A few years ago, when the cost of production and sustainment was high, the Robotics Systems Joint Program Office (RS JPO) began a program to standardize both the PackBot and the TALON, according to Ty Valascho, an electrical engineer in Ground Vehicle Robotics (GVR). "GVR received the portion of the project to standardize the PackBot," he said. "While the project was going on, the Army decided they would no longer support the PackBot standardization. We decided we would turn the program into a research platform."
Valascho said TARDEC will work with SBIR partners, ARL and any other interested groups that use robots. "We have a government-owned design which we can build in-house," he explained. "Eventually, we think we can make them into kits and organizations can build their own."
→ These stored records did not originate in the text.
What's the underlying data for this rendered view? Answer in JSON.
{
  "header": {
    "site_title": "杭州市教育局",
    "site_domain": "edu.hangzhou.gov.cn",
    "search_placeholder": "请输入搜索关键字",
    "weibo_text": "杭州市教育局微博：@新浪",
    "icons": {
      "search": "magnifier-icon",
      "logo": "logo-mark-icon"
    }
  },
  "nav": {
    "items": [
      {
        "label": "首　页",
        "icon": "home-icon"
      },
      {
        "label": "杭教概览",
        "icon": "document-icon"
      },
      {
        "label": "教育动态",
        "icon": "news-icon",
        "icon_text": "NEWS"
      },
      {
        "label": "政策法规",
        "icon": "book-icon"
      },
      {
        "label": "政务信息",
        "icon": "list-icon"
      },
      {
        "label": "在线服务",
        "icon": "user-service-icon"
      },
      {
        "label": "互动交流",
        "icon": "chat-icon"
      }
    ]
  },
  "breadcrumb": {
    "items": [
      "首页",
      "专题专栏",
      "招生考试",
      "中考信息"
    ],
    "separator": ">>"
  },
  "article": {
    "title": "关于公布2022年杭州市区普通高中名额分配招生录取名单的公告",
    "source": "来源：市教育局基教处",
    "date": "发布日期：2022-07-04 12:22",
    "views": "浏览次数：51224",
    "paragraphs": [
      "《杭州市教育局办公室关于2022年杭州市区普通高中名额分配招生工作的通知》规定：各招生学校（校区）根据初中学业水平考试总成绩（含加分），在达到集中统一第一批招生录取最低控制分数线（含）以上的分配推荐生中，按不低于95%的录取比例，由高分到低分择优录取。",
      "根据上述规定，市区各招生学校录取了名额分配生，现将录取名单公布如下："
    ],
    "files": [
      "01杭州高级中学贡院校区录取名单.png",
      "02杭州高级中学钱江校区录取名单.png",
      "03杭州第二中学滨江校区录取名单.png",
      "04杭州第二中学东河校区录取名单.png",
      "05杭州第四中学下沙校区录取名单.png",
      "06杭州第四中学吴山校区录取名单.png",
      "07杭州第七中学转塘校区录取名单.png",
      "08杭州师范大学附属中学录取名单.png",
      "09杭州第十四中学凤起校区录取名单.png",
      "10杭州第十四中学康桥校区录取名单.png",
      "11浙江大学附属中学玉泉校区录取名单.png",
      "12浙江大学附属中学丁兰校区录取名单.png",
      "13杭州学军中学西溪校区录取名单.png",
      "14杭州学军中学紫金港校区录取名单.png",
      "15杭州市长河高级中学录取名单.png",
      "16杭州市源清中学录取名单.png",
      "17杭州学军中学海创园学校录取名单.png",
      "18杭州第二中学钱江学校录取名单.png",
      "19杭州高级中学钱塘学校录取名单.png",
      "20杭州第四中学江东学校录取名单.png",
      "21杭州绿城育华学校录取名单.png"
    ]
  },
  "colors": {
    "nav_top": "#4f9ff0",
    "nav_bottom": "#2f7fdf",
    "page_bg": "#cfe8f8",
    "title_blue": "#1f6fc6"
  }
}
Valascho said one of the issues that contributed to the high cost of PackBot maintenance was that the inner workings were all one big piece. If something broke, the entire assembly/component had to be replaced. To combat that cost, TARDEC engineers have replaced the one-piece system with smaller, more affordable replacements -- a distributed architecture. "We broke it down into a lot of little pieces," said Valascho. "If anything breaks, you can trouble-shoot it down to that one part and bring the cost of maintenance down a lot. That was the primary driver for it all."
The second goal of the original program was to standardize the PackBot's interface to allow for the use of different payloads. "A third-party vendor could make a new sensor or arm and integrate it in," Valascho commented. The GVR-Bot is government-owned inside and out, so if you need a new sensor or a new feature, it can be done."
As a completely government-owned design, changing pieces on the robot becomes a much easier procedure. "This whole process, we are doing work that a contractor would usually do," explained Valascho. "As a research organization, we tend to focus on our narrow interests. We now have the ability to do that research and apply it to the base platform, where it can benefit everyone."
"We can build them in house, we design them in house, all the parts are in house," he added. "That solves quite a few problems for us… if there is a problem, or if we have to change direction, it is just us in this room."